9:16 AM, Friday, July 19th, 2013:
 
The debates are over. The passions on Facebook have simmered. Everyone had an opnion, few knew the facts and honestly? That didn't matter. Most that sided with Zimmerman in the trial still acknowledged how unfair the whole thing was. And when all the hours spent raging and debating were through? I simply felt depressed. For the first time in years really. I kept coming back to one thought:
 
What exactly are we supposed to tell our kids to do when being followed by a stranger?
 
And forget me and my little white girls, what on earth does a black family tell a black son? Is he supposed to knock on a door in the neighborhood and ask for help? Looking all.... black? Does he continue to walk slow to make sure not to be suspicious? Run and not worry how he looks? Or, what I've always believed if you're actually confronted? HIT FIRST, HIT HARD. Don't give them time, get them to the ground and THEN run. Every choice for him is wrong. So I wrote a song...
 
 
Forgot I could actually still do that. I'm very proud of it. Unfortunate that I needed a week of processing to pull that off, it would've been far timelier the night of the verdict. But it's very simple, subtle and just exactly what is bummin' me out so much.
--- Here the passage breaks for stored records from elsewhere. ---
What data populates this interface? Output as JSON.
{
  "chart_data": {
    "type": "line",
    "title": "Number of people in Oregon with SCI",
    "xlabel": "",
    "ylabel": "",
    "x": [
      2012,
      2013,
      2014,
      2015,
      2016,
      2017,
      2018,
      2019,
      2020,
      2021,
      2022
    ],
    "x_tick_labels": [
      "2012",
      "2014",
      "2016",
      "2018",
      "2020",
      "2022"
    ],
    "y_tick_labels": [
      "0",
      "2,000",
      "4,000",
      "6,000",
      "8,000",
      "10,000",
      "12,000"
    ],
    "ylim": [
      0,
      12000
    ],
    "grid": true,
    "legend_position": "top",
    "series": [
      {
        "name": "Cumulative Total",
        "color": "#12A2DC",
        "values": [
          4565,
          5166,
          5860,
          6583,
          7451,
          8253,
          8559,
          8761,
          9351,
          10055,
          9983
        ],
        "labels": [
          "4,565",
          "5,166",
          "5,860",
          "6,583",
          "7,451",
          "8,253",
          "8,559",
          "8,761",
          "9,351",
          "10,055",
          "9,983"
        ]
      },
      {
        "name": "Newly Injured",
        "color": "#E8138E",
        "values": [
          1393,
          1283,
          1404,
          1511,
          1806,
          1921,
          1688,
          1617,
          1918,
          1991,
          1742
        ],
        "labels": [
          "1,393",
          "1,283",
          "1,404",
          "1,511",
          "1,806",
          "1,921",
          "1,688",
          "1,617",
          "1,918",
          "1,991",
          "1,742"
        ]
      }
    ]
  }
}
Will somebody tell me what he was reasonably supposed to do to avoid death. If he was armed was he allowed to shoot Zimmerman? Wow, actually Obama just said that:
 
"I just ask people to consider if Trayvon Martin was of age and armed, could he have stood his ground on that sidewalk? And do we actually think that he would have been justified in shooting Mr. Zimmerman, who had followed him in a car, because he felt threatened? And if the answer to that question is at least ambiguous, it seems to me that we might want to examine those kinds of laws."
 
And wow, he trumped me. Trayvon was being followed, of COURSE he felt threatened, and he still shouldn't have the right to pull out a gun and SHOOT Zimmerman. The issue is the law, and that's all we can really hope for with this case: a re-examination of those laws. They were midguided from inception to now and that's the other heartbreak of the case - the jurors didn't screw up. They read the law, they followed the law, and had absolutely no way to convict Zimmerman. As well, Zimmerman's lawyers were able to keep "initial aggressor" out of the jury instructions which would've gotten him manslaughter - easy. But at issue is the law, we can change that and it can at the very least be named after Trayvon.